Cette atmosphère étouffante ressort des messages que les collaborateurs s’envoient en permanence entre eux, soit dans des discussions interpersonnelles, soit dans des groupes WhatsApp où le «ciment est clairement la résilience». Une réelle solidarité, qui permet «de tenir», de résister. Les lire bout à bout dessine un journal de bord de la souffrance au cabinet, une mémoire fragmentée mais collective du huis clos qui s’y déroule.
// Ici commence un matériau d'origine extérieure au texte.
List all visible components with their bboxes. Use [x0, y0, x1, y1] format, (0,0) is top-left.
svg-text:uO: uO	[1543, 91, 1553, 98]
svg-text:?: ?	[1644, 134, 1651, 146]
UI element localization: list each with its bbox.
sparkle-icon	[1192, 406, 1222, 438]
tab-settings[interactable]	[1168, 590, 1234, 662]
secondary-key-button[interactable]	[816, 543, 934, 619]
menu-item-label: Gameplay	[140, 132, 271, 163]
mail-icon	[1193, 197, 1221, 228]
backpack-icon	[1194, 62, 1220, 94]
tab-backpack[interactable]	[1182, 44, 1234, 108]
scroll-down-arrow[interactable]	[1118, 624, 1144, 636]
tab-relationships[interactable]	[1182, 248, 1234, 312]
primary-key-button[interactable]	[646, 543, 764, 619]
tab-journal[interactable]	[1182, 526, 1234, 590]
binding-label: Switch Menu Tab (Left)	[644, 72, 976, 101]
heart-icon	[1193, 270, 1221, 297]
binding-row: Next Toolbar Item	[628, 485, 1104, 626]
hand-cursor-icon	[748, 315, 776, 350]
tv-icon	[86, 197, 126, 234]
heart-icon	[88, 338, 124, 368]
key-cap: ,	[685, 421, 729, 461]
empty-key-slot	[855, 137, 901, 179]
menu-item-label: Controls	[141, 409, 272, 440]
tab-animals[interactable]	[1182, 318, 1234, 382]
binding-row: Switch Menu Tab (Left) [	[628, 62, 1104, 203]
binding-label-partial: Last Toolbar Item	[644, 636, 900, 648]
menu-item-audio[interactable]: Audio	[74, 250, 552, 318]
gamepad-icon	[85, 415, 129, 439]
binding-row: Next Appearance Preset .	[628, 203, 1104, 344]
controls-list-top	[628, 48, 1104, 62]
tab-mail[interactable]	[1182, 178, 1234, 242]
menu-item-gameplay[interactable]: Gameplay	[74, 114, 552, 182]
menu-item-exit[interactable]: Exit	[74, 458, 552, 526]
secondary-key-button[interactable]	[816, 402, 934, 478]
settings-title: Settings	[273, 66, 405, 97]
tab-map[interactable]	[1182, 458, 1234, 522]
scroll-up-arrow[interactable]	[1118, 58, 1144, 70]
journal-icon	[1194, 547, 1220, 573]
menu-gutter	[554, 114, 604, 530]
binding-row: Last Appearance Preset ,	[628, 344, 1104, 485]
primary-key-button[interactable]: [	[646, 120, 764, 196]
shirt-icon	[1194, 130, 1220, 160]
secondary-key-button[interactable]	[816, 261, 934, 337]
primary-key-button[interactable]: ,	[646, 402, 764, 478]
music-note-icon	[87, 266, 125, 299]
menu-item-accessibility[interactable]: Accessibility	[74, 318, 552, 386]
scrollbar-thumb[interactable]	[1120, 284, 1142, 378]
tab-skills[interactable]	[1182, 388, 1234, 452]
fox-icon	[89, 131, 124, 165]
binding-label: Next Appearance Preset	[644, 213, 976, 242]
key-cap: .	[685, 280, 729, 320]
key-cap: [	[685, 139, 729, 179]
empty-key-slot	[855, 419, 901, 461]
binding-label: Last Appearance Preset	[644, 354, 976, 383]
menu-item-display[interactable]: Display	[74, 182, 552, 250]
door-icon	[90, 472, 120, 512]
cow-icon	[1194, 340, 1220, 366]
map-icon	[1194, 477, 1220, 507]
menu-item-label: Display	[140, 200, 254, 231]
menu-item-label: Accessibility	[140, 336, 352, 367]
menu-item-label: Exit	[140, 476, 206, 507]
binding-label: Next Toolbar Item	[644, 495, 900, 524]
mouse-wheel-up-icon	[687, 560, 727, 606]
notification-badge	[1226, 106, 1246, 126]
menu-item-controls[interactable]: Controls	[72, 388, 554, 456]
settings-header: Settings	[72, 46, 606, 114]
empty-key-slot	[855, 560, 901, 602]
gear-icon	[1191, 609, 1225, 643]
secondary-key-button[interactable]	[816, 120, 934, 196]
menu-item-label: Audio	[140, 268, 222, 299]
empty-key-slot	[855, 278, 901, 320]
Plusieurs années après, certains ont encore les yeux rougis ou les mains qui tremblent légèrement en se remémorant les trajets vers le cabinet où, parfois, ils ont vomi «entre deux voitures». Souvent, ce sont les proches qui ont dû intervenir pour les convaincre de quitter en urgence le cabinet : «Ce qu’il y a de terrible dans le harcèlement, c’est que l’on s’enferme dans la culpabilité. On se dit qu’on est mauvais alors qu’on tolère l’inacceptable.» De stress, une jeune avocate n’a pas eu ses règles pendant six mois. Une autre a perdu 6 kilos en quelques mois. Une troisième prenait des anxiolytiques avant de se coucher.
La théorie de l’élastique
A la pression extrême, s’ajoutent les humiliations et dénigrements intempestifs. Au cabinet, certains ont développé une théorie pour décrire la façon dont Antoine Vey «manage» son équipe : celle dite de l’élastique. Elle consiste assez basiquement à cibler le même élément pendant plusieurs jours ou semaines, jusqu’à sentir arriver la cassure. Puis, Vey desserre l’étau, peut même se montrer élogieux, reconnaissant, amical, et détourne ses foudres vers une autre personne. Cette stratégie a notamment été exposée aux enquêteurs ordinaux chargés de l’enquête déontologique. Il en est de même des méthodes d’humiliations en vigueur : convoquer dans son bureau un collab pour en critiquer violemment un autre, imprimer le travail de l’un d’eux et l’agonir en réunion d’équipe, barrer vulgairement des projets juridiques d’un 8/20, d’un «non» lapidaire, après les avoir fait refaire ad nauseam. «Vey, c’est l’incarnation du diviser pour mieux régner, résume une avocate. Il ne supporte pas que des collabs puissent bien s’entendre. Il veut couper court à toute entente qui pourrait remettre en cause la toute-puissance avec laquelle il dirige. Il change d’ailleurs souvent les avocats de bureau, dès qu’il voit que des binômes fonctionnent. On se croirait au CE1.»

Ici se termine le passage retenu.